Berkshire's cash position as a percentage of portfolio size is normally in a range, topping out at about 36% at the highest. The recent serious stock sales and cash raising started in Q2 2024, at the end of which cash was up to 45.5%, continuing to the 51-54% range in recent quarters. I'm not sure which month the de-risking began in a big way, but let's say the middle of that stretch, May 2024. 1.75 years after that would be January 2026 : )
You heard it here first!
For a bit more numerology on that, the smoothed real earnings yield of the S&P 500 at the time of the June 1998 derisking was 2.86%, equating to a P/E on cyclically adjusted earnings of 35. The equivalent figure at the time of the ~May 2024 derisking was about 3.0%, equating to a P/E of 33.4, pretty similar to the 1998 moment. The current level equates to a cyclically adjusted P/E of 37.6.
Jim
No. of Recommendations: 4
> I'm not sure which month the de-risking began in a big way, but let's say the middle of that stretch, May 2024. 1.75 years after that would be January 2026 : )

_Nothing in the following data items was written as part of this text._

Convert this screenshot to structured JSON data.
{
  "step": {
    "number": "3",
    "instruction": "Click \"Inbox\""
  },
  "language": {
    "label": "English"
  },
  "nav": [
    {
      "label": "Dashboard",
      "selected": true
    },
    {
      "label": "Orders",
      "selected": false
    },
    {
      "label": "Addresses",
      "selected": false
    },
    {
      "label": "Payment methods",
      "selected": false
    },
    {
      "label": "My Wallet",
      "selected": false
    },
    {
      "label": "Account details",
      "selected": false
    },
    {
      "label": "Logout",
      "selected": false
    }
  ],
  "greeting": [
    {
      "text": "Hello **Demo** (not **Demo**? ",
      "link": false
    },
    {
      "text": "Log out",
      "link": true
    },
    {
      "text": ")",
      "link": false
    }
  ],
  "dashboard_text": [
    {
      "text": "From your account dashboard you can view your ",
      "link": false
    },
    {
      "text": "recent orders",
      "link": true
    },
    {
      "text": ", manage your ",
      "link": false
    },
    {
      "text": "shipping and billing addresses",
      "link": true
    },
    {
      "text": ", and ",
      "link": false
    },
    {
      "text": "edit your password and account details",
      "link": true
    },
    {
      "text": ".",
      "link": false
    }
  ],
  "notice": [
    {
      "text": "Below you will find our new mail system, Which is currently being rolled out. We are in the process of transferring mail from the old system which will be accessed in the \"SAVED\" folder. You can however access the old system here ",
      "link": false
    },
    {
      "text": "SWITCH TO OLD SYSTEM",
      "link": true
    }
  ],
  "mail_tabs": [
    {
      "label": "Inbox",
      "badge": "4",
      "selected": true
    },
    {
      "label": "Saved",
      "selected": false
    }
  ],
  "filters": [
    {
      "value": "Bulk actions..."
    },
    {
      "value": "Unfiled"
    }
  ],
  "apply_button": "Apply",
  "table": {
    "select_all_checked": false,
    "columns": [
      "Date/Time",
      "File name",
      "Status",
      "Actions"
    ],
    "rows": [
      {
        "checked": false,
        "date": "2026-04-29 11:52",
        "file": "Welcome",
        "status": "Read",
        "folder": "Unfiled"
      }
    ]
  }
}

Solid reasoning or fun, that's the most important thing I've read here in a quite a while.
No. of Recommendations: 1
No. of Recommendations: 3
I love it. We don't get enough fun with numbers type posts. Also, Shiller PE ratio now above 40 for the first time since the dot com era.
No. of Recommendations: 0
How do people treat BRK’s large cash position when thinking about your own asset allocation? Many of us are heavily weighted in BRK.
No. of Recommendations: 0
I don't factor it in. It will moderate the drawdown in BRK or at least the time to recovery
No. of Recommendations: 3
""There are three ways to make a living in this business: be first, be smarter, or cheat. Now, I don't cheat. And although I like to think we have some pretty smart people in this building, it sure is a hell of a lot easier to just be first..."
FC
No. of Recommendations: 1
Thanks, Jim. You write very clearly but often I need to read your posts twice so I understand.
Fun with numbers, indeed.
No. of Recommendations: 20
...but often I need to read your posts twice so I understand.
Be glad it's written down.
You should see the glazed look on the faces of people I speak to in person. Sometimes I make sense, sometimes chicken bubble fraught zombie.